Towards Algorithmic Fidelity: Mental Health Representation across Demographics in Synthetic vs. Human-generated Data
Shinka Mori, Oana Ignat, Andrew Lee, Rada Mihalcea
TL;DR
This work probes how synthetic depression data generated by GPT-3 reflects or distorts demographic patterns, introducing HeadRoom—a synthetic dataset of $3,120$ posts controlled for race, gender, and time (pre/post-COVID)—and comparing it to the human-generated UMD-ODH dataset. Through semantic analysis with Structural Topic Models and lexical analysis using LIWC-based log-odds, the study characterizes predominant stressors by demographic group and assesses cross-dataset fidelity, finding that synthetic data captures many real-world stressor patterns while also revealing additional, potentially model-induced topics.
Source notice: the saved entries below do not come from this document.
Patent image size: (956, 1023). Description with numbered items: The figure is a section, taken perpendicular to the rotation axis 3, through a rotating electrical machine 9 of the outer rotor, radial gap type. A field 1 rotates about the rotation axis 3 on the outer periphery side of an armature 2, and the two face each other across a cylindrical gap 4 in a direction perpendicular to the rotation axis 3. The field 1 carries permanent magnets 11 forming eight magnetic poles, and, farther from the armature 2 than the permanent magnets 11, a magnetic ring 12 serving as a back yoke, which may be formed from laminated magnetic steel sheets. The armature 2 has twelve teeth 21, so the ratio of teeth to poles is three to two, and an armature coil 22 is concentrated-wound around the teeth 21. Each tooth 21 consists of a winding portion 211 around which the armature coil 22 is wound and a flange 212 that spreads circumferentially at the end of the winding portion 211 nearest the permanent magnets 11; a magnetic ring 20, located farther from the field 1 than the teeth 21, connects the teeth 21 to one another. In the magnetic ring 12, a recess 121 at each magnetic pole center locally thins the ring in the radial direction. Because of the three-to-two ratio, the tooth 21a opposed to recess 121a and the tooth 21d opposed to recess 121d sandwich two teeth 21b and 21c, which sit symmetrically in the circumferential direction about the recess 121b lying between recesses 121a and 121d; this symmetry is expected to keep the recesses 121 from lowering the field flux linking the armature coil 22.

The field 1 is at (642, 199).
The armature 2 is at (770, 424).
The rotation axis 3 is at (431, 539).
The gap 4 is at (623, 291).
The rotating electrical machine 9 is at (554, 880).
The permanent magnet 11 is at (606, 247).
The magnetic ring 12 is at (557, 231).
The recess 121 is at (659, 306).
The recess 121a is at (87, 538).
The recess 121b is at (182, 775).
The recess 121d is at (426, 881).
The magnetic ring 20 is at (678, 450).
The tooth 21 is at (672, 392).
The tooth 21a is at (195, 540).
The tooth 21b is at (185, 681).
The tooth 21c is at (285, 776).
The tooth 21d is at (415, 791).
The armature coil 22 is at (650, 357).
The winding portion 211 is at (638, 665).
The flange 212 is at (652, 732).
The results demonstrate partial algorithmic fidelity between synthetic and human data and provide methodological procedures, prompt-tuning practices, and analytic pipelines to probe biases in LLM-generated mental health data. The work highlights both the utility and risks of using synthetic data in sensitive domains, offering a reproducible framework and open resources to benchmark demographic representations in LLM-generated mental health content for research and system evaluation.
Abstract
Synthetic data generation has the potential to impact applications and domains with scarce data. However, before such data is used for sensitive tasks such as mental health, we need an understanding of how different demographics are represented in it. In our paper, we analyze the potential of producing synthetic data using GPT-3 by exploring the various stressors it attributes to different race and gender combinations, to provide insight for future researchers looking into using LLMs for data generation. Using GPT-3, we develop HEADROOM, a synthetic dataset of 3,120 posts about depression-triggering stressors, by controlling for race, gender, and time frame (before and after COVID-19). Using this dataset, we conduct semantic and lexical analyses to (1) identify the predominant stressors for each demographic group; and (2) compare our synthetic data to a human-generated dataset. We present the procedures to generate queries to develop depression data using GPT-3, and conduct analyzes to uncover the types of stressors it assigns to demographic groups, which could be used to test the limitations of LLMs for synthetic data generation for depression data. Our findings show that synthetic data mimics some of the human-generated data distribution for the predominant depression stressors across diverse demographics.